AI – Artificial Intelligence – has been grabbing headlines and generating significant concern of late, and for good reason.

Elon Musk, who heads up Twitter, Tesla and SpaceX, and who has led and championed its development over the years, is now warning that the technology poses an imminent threat to the world that has the potential to lead to “civilization destruction.”

Other analysts have warned against the rise of “deepfakes” – AI-generated photographs, videos and voices that are nearly indistinguishable from the real thing.

Hany Farid, a professor at the University of California, Berkeley’s School of Information, observed, “When we enter this world where any audio, image or video can be manipulated, well, then how do you believe anything?”

Professor Farid then added, “Anytime I see the president speak or a candidate speak or a CEO speak or a reporter speak, now there’s this lingering doubt.”

In many ways, this pioneering AI technology represents the potential for a major turning point in human civilization.

Yet looked at from another perspective, discerning what is true from what is false is also a modern-day manifestation of what humans have been battling since the beginning of time.

It was the deception in the Garden of Eden that led to Adam and Eve’s fall, and by extension, all of humanity. First the serpent “faked” Eve, and then Adam followed Eve’s lead. It all went downhill from there.

Discerning truth from falsehood or fact from fiction is a daily and sometimes exhausting exercise. If it feels like scammers and hustlers are always looking to deceive and destroy their victims, it would be because they are. According to the Federal Trade Commission, American consumers were fraudulently bilked out of nearly $8.8 billion last year.

But deception goes well beyond dollars. Radical extremists in many schools are determined to deceive and manipulate young, impressionable minds. Abortion activists make a living lying to the public about a baby’s humanity. Another dangerous deception is this completely made up idea that men can become women and women can become men.

Liberal zealots deceive juries and judges about the constitutionality of their left-wing agenda. Radical climate revolutionaries peddle deceptions concerning our ever-changing weather – and some buy it hook, line and sinker. They decide against trying to have children out of the false fear that children will somehow be a burden on the earth.

Yes, “deepfakes” have been around for a long time, though in different form. The names and methods change, but the motives do not. It’s all about deception and trying to convince us of things that are just not true.

Being human and fallible like everyone else, Christians are also vulnerable to the onslaught of disinformation – but we benefit from being able to square or discard nearly everything important against the veracity of God’s Word. Incidentally, never satisfied and always seeking to take God’s seat, this is why deceivers have regularly tried over the years to infiltrate and change the multi-millennia old truths of the Scriptures. Radicals seem to take special glee in corrupting and distorting Biblical orthodoxy.
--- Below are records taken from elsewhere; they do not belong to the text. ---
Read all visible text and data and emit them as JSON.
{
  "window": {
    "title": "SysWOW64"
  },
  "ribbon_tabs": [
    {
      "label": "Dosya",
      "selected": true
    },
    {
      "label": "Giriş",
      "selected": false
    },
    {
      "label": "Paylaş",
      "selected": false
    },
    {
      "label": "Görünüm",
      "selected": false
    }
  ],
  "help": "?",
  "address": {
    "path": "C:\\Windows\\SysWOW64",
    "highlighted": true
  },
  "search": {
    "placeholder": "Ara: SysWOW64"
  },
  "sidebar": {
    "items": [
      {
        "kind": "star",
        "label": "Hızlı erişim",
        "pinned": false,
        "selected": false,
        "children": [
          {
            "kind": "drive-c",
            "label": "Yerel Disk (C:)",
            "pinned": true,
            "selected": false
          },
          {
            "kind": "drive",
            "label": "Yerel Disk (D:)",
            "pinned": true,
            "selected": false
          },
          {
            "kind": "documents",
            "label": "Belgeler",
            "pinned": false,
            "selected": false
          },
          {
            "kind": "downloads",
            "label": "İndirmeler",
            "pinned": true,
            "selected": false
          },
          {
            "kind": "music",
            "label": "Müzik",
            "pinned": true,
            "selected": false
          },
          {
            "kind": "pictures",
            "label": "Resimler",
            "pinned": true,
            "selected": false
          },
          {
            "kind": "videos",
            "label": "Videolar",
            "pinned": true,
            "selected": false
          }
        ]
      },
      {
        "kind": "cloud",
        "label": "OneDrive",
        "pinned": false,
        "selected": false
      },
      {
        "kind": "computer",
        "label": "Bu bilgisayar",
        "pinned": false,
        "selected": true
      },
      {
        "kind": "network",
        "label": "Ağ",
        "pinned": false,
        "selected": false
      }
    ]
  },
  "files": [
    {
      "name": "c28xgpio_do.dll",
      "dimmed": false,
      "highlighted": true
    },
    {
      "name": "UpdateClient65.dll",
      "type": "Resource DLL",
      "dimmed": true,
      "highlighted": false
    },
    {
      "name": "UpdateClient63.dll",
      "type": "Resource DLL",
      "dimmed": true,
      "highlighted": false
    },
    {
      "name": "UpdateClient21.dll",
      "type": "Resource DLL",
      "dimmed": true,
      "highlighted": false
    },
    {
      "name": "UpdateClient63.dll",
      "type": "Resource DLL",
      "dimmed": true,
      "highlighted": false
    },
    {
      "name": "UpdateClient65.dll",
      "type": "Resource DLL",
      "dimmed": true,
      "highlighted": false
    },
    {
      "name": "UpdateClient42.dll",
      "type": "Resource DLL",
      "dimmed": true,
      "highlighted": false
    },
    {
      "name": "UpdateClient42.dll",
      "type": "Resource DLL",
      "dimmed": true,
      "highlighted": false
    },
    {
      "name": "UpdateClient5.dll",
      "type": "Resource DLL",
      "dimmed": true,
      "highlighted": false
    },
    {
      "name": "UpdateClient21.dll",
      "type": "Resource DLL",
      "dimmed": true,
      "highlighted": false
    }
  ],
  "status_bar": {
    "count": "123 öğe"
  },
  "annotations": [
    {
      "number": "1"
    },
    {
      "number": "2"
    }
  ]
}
As the world roils, rages, and gives rise to this latest crop of AI-generated “deepfake” themes, it’s critical for Christians to reaffirm what is true, honorable, just, pure, lovely, and commendable (Phil. 4:8).

It’s also time to wherever possible, rely less on technology and reinvest in our personal, face-to-face relationships. Put down the phone, turn away from the digital screens that shed an eerie glow on our world – and look up at the people God has placed in your path.

It’s been estimated that between 93% and 95% of the time you spend with your children in your lifetime will take place prior to their 18th birthday. Are you making the most of your time with them or allowing yourself to be digitally distracted?

God created us to be relational. AI can apparently do a lot, and replicate too much, but the technology will never replace a face-to-face, heart-to-heart conversation with a loved one or friend.